Труднее всего ему было бороться с его собственным психофизическим устройством — с тем, что он называл своим психофизическим предназначением. Независимо от своей воли, инженер время от времени впадал в транс. К счастью, он чувствовал предвещающие симптомы и всегда вовремя успевал укрываться от человеческих глаз. Явления чаще всего происходили без участия зрителей. А это его как раз очень устраивало. У него не было никаких актерских амбиций, свойственных так называемым профессиональным медиумам. Злобную радость приносило ему то, что благодаря таким мерам предосторожности он перечеркивал планы потусторонних существ и не давал им использовать себя в качестве посредника между этим и тем светом. Ибо возникновение призраков из его телеплазмы он, в большинстве случаев, объяснял активным вмешательством бестелесного интеллекта.
Несмотря на это, некоторые проявления его медиумизма время от времени становились известны «ближайшему окружению», потому что иногда, после вызванного трансом кризиса, он неоднократно замечал любопытные, с примесью благоговения, взгляды.
Тогда он еще больше ожесточался и обещал себе, что в будущем удвоит бдительность. Самым действенным средством был бы, несомненно, переезд в другую местность, где он оказался бы личностью менее известной. Но на это Гневош не мог решиться. Его удерживали здесь могила и дом Кристины. Посещения кладбища и прогулки по Лесной улице были чем-то неотъемлемым, вошли в кровь и стали его «второй натурой». Без этого он не воображал свою жизнь. Его мечтательная душа, благодаря своей глубокой эмоциональности, была тесно связана с миром воспоминаний и символов.
В один из осенних вечеров он заметил, что не является единственным любителем прогулок по безлюдной улице. По тротуару, на противоположной стороне, прохаживалась молодая, светловолосая девушка в траурном платье. Ее присутствие раздражало его.
«Наверное, какое-нибудь любовное свидание, — подумал он, окинув ее недружелюбным взглядом. — Не могла выбрать себе другое место!»

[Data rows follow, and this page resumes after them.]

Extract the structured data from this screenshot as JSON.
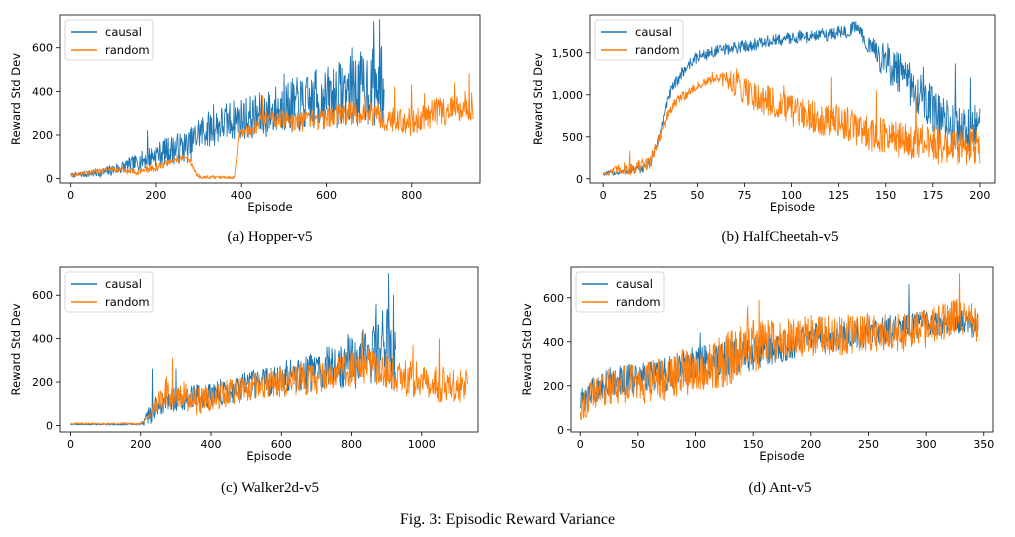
{
  "figure_caption": "Fig. 3: Episodic Reward Variance",
  "colors": {
    "causal": "#1f77b4",
    "random": "#ff7f0e"
  },
  "chart_data": [
    {
      "type": "line",
      "caption": "(a) Hopper-v5",
      "xlabel": "Episode",
      "ylabel": "Reward Std Dev",
      "xlim": [
        -25,
        960
      ],
      "ylim": [
        -20,
        750
      ],
      "xticks": [
        0,
        200,
        400,
        600,
        800
      ],
      "xtick_labels": [
        "0",
        "200",
        "400",
        "600",
        "800"
      ],
      "yticks": [
        0,
        200,
        400,
        600
      ],
      "ytick_labels": [
        "0",
        "200",
        "400",
        "600"
      ],
      "legend": "top-left",
      "series": [
        {
          "name": "causal",
          "x_end": 735,
          "keypoints": [
            [
              0,
              15
            ],
            [
              80,
              30
            ],
            [
              150,
              70
            ],
            [
              200,
              110
            ],
            [
              230,
              130
            ],
            [
              280,
              150
            ],
            [
              300,
              210
            ],
            [
              330,
              230
            ],
            [
              380,
              270
            ],
            [
              450,
              290
            ],
            [
              500,
              330
            ],
            [
              550,
              340
            ],
            [
              600,
              370
            ],
            [
              650,
              400
            ],
            [
              700,
              420
            ],
            [
              735,
              430
            ]
          ],
          "noise": [
            [
              0,
              8
            ],
            [
              150,
              30
            ],
            [
              250,
              60
            ],
            [
              400,
              80
            ],
            [
              600,
              120
            ],
            [
              735,
              160
            ]
          ],
          "spikes": [
            [
              180,
              220
            ],
            [
              335,
              340
            ],
            [
              500,
              480
            ],
            [
              575,
              500
            ],
            [
              660,
              600
            ],
            [
              710,
              720
            ],
            [
              725,
              730
            ]
          ]
        },
        {
          "name": "random",
          "x_end": 945,
          "keypoints": [
            [
              0,
              15
            ],
            [
              50,
              30
            ],
            [
              100,
              45
            ],
            [
              150,
              30
            ],
            [
              200,
              50
            ],
            [
              250,
              90
            ],
            [
              275,
              100
            ],
            [
              295,
              20
            ],
            [
              305,
              5
            ],
            [
              385,
              5
            ],
            [
              395,
              200
            ],
            [
              420,
              210
            ],
            [
              450,
              280
            ],
            [
              500,
              270
            ],
            [
              550,
              260
            ],
            [
              600,
              280
            ],
            [
              650,
              300
            ],
            [
              700,
              300
            ],
            [
              750,
              270
            ],
            [
              800,
              260
            ],
            [
              850,
              300
            ],
            [
              900,
              320
            ],
            [
              945,
              340
            ]
          ],
          "noise": [
            [
              0,
              6
            ],
            [
              200,
              15
            ],
            [
              290,
              10
            ],
            [
              390,
              4
            ],
            [
              400,
              30
            ],
            [
              945,
              60
            ]
          ],
          "spikes": [
            [
              250,
              110
            ],
            [
              450,
              380
            ],
            [
              690,
              380
            ],
            [
              760,
              420
            ],
            [
              800,
              430
            ],
            [
              830,
              390
            ],
            [
              900,
              440
            ],
            [
              935,
              480
            ]
          ]
        }
      ]
    },
    {
      "type": "line",
      "caption": "(b) HalfCheetah-v5",
      "xlabel": "Episode",
      "ylabel": "Reward Std Dev",
      "xlim": [
        -7,
        208
      ],
      "ylim": [
        -50,
        1950
      ],
      "xticks": [
        0,
        25,
        50,
        75,
        100,
        125,
        150,
        175,
        200
      ],
      "xtick_labels": [
        "0",
        "25",
        "50",
        "75",
        "100",
        "125",
        "150",
        "175",
        "200"
      ],
      "yticks": [
        0,
        500,
        1000,
        1500
      ],
      "ytick_labels": [
        "0",
        "500",
        "1,000",
        "1,500"
      ],
      "legend": "top-left",
      "series": [
        {
          "name": "causal",
          "x_end": 200,
          "keypoints": [
            [
              0,
              60
            ],
            [
              10,
              80
            ],
            [
              20,
              120
            ],
            [
              25,
              180
            ],
            [
              30,
              500
            ],
            [
              35,
              1000
            ],
            [
              40,
              1200
            ],
            [
              45,
              1350
            ],
            [
              50,
              1450
            ],
            [
              60,
              1520
            ],
            [
              75,
              1580
            ],
            [
              100,
              1680
            ],
            [
              120,
              1720
            ],
            [
              130,
              1760
            ],
            [
              135,
              1820
            ],
            [
              140,
              1600
            ],
            [
              150,
              1400
            ],
            [
              160,
              1200
            ],
            [
              170,
              950
            ],
            [
              180,
              700
            ],
            [
              190,
              550
            ],
            [
              200,
              600
            ]
          ],
          "noise": [
            [
              0,
              20
            ],
            [
              30,
              60
            ],
            [
              60,
              60
            ],
            [
              140,
              70
            ],
            [
              150,
              200
            ],
            [
              200,
              250
            ]
          ],
          "spikes": [
            [
              133,
              1850
            ],
            [
              158,
              1400
            ],
            [
              170,
              1330
            ],
            [
              187,
              1370
            ],
            [
              195,
              1200
            ]
          ]
        },
        {
          "name": "random",
          "x_end": 200,
          "keypoints": [
            [
              0,
              60
            ],
            [
              10,
              120
            ],
            [
              20,
              150
            ],
            [
              25,
              200
            ],
            [
              30,
              500
            ],
            [
              35,
              800
            ],
            [
              40,
              950
            ],
            [
              50,
              1100
            ],
            [
              60,
              1200
            ],
            [
              70,
              1150
            ],
            [
              80,
              1000
            ],
            [
              90,
              900
            ],
            [
              100,
              800
            ],
            [
              110,
              750
            ],
            [
              120,
              700
            ],
            [
              130,
              650
            ],
            [
              140,
              550
            ],
            [
              150,
              500
            ],
            [
              160,
              450
            ],
            [
              170,
              420
            ],
            [
              180,
              400
            ],
            [
              200,
              380
            ]
          ],
          "noise": [
            [
              0,
              20
            ],
            [
              15,
              80
            ],
            [
              30,
              60
            ],
            [
              60,
              40
            ],
            [
              70,
              150
            ],
            [
              200,
              200
            ]
          ],
          "spikes": [
            [
              14,
              330
            ],
            [
              58,
              1270
            ],
            [
              96,
              1110
            ],
            [
              121,
              1210
            ],
            [
              145,
              1050
            ],
            [
              166,
              1010
            ]
          ]
        }
      ]
    },
    {
      "type": "line",
      "caption": "(c) Walker2d-v5",
      "xlabel": "Episode",
      "ylabel": "Reward Std Dev",
      "xlim": [
        -30,
        1160
      ],
      "ylim": [
        -30,
        730
      ],
      "xticks": [
        0,
        200,
        400,
        600,
        800,
        1000
      ],
      "xtick_labels": [
        "0",
        "200",
        "400",
        "600",
        "800",
        "1000"
      ],
      "yticks": [
        0,
        200,
        400,
        600
      ],
      "ytick_labels": [
        "0",
        "200",
        "400",
        "600"
      ],
      "legend": "top-left",
      "series": [
        {
          "name": "causal",
          "x_end": 925,
          "keypoints": [
            [
              0,
              5
            ],
            [
              100,
              5
            ],
            [
              200,
              5
            ],
            [
              220,
              40
            ],
            [
              250,
              100
            ],
            [
              300,
              120
            ],
            [
              400,
              140
            ],
            [
              500,
              180
            ],
            [
              600,
              220
            ],
            [
              700,
              250
            ],
            [
              800,
              290
            ],
            [
              850,
              330
            ],
            [
              900,
              350
            ],
            [
              925,
              360
            ]
          ],
          "noise": [
            [
              0,
              2
            ],
            [
              200,
              3
            ],
            [
              220,
              40
            ],
            [
              600,
              60
            ],
            [
              800,
              100
            ],
            [
              925,
              180
            ]
          ],
          "spikes": [
            [
              233,
              260
            ],
            [
              300,
              260
            ],
            [
              790,
              420
            ],
            [
              870,
              560
            ],
            [
              905,
              700
            ],
            [
              920,
              600
            ]
          ]
        },
        {
          "name": "random",
          "x_end": 1130,
          "keypoints": [
            [
              0,
              10
            ],
            [
              100,
              8
            ],
            [
              200,
              10
            ],
            [
              230,
              50
            ],
            [
              260,
              150
            ],
            [
              300,
              160
            ],
            [
              350,
              110
            ],
            [
              400,
              130
            ],
            [
              500,
              170
            ],
            [
              600,
              200
            ],
            [
              700,
              220
            ],
            [
              800,
              260
            ],
            [
              850,
              280
            ],
            [
              900,
              250
            ],
            [
              950,
              220
            ],
            [
              1000,
              210
            ],
            [
              1050,
              190
            ],
            [
              1100,
              170
            ],
            [
              1130,
              180
            ]
          ],
          "noise": [
            [
              0,
              3
            ],
            [
              220,
              4
            ],
            [
              260,
              60
            ],
            [
              500,
              50
            ],
            [
              800,
              70
            ],
            [
              1130,
              70
            ]
          ],
          "spikes": [
            [
              290,
              310
            ],
            [
              655,
              280
            ],
            [
              830,
              430
            ],
            [
              975,
              370
            ],
            [
              1050,
              400
            ]
          ]
        }
      ]
    },
    {
      "type": "line",
      "caption": "(d) Ant-v5",
      "xlabel": "Episode",
      "ylabel": "Reward Std Dev",
      "xlim": [
        -8,
        358
      ],
      "ylim": [
        -10,
        740
      ],
      "xticks": [
        0,
        50,
        100,
        150,
        200,
        250,
        300,
        350
      ],
      "xtick_labels": [
        "0",
        "50",
        "100",
        "150",
        "200",
        "250",
        "300",
        "350"
      ],
      "yticks": [
        0,
        200,
        400,
        600
      ],
      "ytick_labels": [
        "0",
        "200",
        "400",
        "600"
      ],
      "legend": "top-left",
      "series": [
        {
          "name": "causal",
          "x_end": 345,
          "keypoints": [
            [
              0,
              120
            ],
            [
              10,
              170
            ],
            [
              25,
              220
            ],
            [
              50,
              230
            ],
            [
              75,
              250
            ],
            [
              100,
              300
            ],
            [
              125,
              320
            ],
            [
              150,
              350
            ],
            [
              175,
              380
            ],
            [
              200,
              410
            ],
            [
              225,
              430
            ],
            [
              250,
              440
            ],
            [
              275,
              460
            ],
            [
              300,
              480
            ],
            [
              325,
              500
            ],
            [
              345,
              470
            ]
          ],
          "noise": [
            [
              0,
              50
            ],
            [
              100,
              70
            ],
            [
              200,
              60
            ],
            [
              345,
              50
            ]
          ],
          "spikes": [
            [
              104,
              440
            ],
            [
              285,
              660
            ]
          ]
        },
        {
          "name": "random",
          "x_end": 345,
          "keypoints": [
            [
              0,
              100
            ],
            [
              10,
              160
            ],
            [
              25,
              200
            ],
            [
              50,
              210
            ],
            [
              75,
              230
            ],
            [
              100,
              280
            ],
            [
              125,
              310
            ],
            [
              150,
              380
            ],
            [
              175,
              410
            ],
            [
              200,
              430
            ],
            [
              225,
              430
            ],
            [
              250,
              440
            ],
            [
              275,
              440
            ],
            [
              300,
              460
            ],
            [
              325,
              520
            ],
            [
              345,
              480
            ]
          ],
          "noise": [
            [
              0,
              60
            ],
            [
              140,
              110
            ],
            [
              170,
              80
            ],
            [
              345,
              70
            ]
          ],
          "spikes": [
            [
              145,
              560
            ],
            [
              155,
              590
            ],
            [
              329,
              710
            ]
          ]
        }
      ]
    }
  ]
}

Свидания на Лесной улице он считал профанацией. Но его заинтриговала ее лицо — благородное, серьезное, отмеченное грустью. Он решил проверить свою догадку и украдкой стал за ней наблюдать. Она прошла вдоль всей липовой аллеи до конца, повернула назад и все тем же медленным, хотя и полным девичьего изящества шагом, прошлась на такое же расстояние в противоположном направлении — до перекрестка Лесной и Стежковой.
«Ждет жениха, — решил инженер. — Какого-то непунктуального нахала!»
Прошел час, второй — девушка не уходила. На ее лице не было ни тени раздражения. Спокойная и задумчивая, она, словно дух печали, двигалась между рядами желтеющих деревьев. А когда начали сгущаться сумерки, опустила черную, непроницаемую вуаль и медленно направилась в сторону города.
«Несостоявшееся свидание, — определил ситуацию Гневош. — Но, честно говоря, мне ее немого жаль. Этот ее приятель — или законченный негодяй, или идиот. Столько времени заставил ее напрасно ждать».
И, бросив печальный взгляд на виллу Кристины, он задумчиво побрел в сторону Стежковой.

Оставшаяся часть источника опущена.